Le calcul fait par Nicolas Sarkozy en ne donnant pas tout de suite de consigne de vote sur la loi El Khomri<!-- --> | Atlantico.fr
Atlantico, c'est qui, c'est quoi ?
Newsletter
Décryptages
Pépites
Dossiers
Rendez-vous
Atlantico-Light
Vidéos
Podcasts
Politique
Contrairement à la déchéance de nationalité, pour laquelle il avait clairement appelé à voter, Nicolas Sarkozy n'a pas donné de consigne de vote concernant la loi El Khomri
Contrairement à la déchéance de nationalité, pour laquelle il avait clairement appelé à voter, Nicolas Sarkozy n'a pas donné de consigne de vote concernant la loi El Khomri
©Reuters

On fait quoi, chef ?

En ne prenant pas tout de suite position sur le projet de loi El Khomri, Nicolas Sarkozy parie sur l'enlisement et l'échec de François Hollande à réformer.

Michel  Urvoy

Michel Urvoy

Michel Urvoy est un éditorialiste politique, en poste chez Ouest France depuis 2007 et directeur de la rédaction du journal à Paris depuis 2009. 

Voir la bio »

Atlantico : Contrairement à la déchéance de nationalité, pour laquelle il avait clairement appelé à voter, Nicolas Sarkozy n'a pas donné de consigne de vote concernant la loi El Khomri (l'un de ses proches Luc Chatel la soutient même). Pour quelle raison selon vous ?

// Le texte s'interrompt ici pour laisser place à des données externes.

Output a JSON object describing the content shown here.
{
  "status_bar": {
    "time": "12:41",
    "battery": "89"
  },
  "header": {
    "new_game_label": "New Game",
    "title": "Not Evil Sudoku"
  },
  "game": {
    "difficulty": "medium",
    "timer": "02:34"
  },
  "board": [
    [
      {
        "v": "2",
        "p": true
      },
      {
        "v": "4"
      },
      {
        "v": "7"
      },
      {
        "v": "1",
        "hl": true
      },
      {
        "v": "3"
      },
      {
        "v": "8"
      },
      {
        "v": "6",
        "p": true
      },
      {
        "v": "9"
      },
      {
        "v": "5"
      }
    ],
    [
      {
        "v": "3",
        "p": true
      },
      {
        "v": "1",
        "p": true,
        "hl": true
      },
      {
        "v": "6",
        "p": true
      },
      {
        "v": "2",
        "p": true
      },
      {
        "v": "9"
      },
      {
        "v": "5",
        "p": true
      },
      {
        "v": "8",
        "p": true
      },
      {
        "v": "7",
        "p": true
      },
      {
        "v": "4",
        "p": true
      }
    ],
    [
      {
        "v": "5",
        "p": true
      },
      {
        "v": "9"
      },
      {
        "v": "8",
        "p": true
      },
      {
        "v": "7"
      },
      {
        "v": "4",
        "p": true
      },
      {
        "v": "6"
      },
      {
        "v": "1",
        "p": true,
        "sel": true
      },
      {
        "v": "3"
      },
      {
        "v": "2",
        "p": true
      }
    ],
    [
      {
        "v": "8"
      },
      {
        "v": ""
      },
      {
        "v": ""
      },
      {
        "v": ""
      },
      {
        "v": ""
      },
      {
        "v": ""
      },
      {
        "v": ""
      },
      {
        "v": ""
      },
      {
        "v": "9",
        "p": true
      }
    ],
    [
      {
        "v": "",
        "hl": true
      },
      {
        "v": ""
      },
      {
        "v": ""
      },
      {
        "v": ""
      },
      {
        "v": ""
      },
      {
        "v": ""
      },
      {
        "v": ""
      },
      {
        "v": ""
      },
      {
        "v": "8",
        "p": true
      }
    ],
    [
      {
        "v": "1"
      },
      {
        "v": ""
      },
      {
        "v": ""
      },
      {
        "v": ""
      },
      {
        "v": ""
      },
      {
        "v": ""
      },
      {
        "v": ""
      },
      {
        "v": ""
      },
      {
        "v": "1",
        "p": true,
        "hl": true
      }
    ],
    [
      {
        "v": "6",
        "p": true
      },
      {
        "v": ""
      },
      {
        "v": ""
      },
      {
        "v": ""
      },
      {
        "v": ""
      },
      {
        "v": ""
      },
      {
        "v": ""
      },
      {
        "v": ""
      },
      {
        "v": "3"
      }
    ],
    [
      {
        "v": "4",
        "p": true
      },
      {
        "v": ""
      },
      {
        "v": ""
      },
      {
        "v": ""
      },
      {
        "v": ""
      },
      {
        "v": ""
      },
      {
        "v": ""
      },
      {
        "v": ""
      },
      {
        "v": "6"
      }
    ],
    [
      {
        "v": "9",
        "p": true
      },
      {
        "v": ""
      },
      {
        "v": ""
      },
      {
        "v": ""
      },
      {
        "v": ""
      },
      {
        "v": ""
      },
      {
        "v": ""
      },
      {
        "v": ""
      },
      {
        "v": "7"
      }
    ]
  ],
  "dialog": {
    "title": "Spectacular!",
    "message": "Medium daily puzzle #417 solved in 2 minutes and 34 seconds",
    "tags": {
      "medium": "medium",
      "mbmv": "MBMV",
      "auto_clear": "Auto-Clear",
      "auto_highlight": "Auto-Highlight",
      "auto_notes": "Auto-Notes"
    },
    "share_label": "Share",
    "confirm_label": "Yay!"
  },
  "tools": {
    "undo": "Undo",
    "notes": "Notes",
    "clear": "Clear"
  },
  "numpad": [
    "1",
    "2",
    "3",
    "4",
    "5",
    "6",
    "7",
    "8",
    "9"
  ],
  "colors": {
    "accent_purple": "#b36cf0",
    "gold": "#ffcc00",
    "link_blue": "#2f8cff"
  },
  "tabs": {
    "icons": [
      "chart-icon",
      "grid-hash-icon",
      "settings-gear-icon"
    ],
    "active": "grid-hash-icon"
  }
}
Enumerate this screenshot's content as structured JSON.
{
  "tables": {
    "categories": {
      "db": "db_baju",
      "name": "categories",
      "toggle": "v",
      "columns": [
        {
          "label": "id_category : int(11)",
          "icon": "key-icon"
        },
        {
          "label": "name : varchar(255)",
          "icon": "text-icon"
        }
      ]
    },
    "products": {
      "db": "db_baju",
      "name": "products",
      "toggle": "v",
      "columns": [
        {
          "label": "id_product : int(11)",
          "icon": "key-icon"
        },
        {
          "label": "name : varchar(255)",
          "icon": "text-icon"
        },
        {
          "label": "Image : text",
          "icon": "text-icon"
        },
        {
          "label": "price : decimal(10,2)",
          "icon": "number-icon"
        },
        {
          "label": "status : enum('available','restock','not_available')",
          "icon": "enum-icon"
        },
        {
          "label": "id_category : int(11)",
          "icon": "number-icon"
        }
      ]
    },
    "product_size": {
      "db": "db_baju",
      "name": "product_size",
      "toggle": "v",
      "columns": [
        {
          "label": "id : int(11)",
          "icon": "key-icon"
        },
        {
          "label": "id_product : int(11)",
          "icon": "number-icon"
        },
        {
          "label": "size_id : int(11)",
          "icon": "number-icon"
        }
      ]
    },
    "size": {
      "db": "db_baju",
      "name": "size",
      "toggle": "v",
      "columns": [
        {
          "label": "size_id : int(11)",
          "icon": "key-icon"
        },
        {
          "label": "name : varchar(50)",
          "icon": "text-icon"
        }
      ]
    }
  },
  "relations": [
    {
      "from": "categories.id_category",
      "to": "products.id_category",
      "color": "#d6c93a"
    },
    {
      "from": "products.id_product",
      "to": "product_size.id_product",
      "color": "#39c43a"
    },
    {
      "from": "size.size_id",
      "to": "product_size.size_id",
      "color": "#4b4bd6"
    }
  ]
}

Michel Urvoy : Précisément parce qu’il s’est fait piéger par le projet déchéance dont la formulation a changé ! Il ne veut donc pas, et c’est logique, promettre de voter un projet dont il ignore la mouture finale. Il veut donc éviter de se mettre une nouvelle fois en porte-à-faux. Il y a une différence entre soutenir le texte, tel qu’il est aujourd’hui formulé, et voter le projet tel qu’il sera in fine rédigé. Accessoirement, en ne donnant pas de consigne, ça lui évite d’être désavoué par des parlementaires de sa famille. Mais je crois que la droite est assez unie sur cette position, à la fois favorable et prudente, personne ne sachant ce qu’il adviendra du projet dans les semaines qui viennent. Même si, sur tel ou tel aspect technique, il peut y avoir discussion.

Nicolas Sarkozy a déclaré que les lycéens et les étudiants étaient manipulés par des "conservateurs". Qui désigne-il ? Pourquoi les qualifie-t-il de cette manière, élevant ainsi Valls et Hollande au rang de courageux réformateurs ?

Le premier souci de Nicolas Sarkozy n’est pas de vanter la volonté réformatrice de François Hollande et Manuel Valls ! Il est de montrer qu’ils ont été élus sur un "mensonge" - il emploie régulièrement le terme – qui explique le sentiment de trahison des frondeurs et des électeurs déçus. Les "conservateurs", dans son esprit, sont évidemment ceux à gauche – syndicats étudiants, mouvement des jeunes socialistes (MJS), extrême-gauche, Front de Gauche, frondeurs – qui ont souvent voté Hollande au second tour, et qui empêchent de fluidifier le monde du travail et tentent de "gauchiser" la politique du Gouvernement. Il fait le pari que le Président et le Premier ministre échoueront, et qu’ils apparaîtront comme impuissants à réformer le pays. Et il en tire le constat que l’exécutif est prisonnier de forces qui ont cru qu’il mènerait une politique plus à gauche alors que sa vraie nature est sociale-démocrate, voire libérale. Tout le monde aura noté que la réforme du droit du travail ne ressemble pas vraiment à la tonalité du discours du Bourget !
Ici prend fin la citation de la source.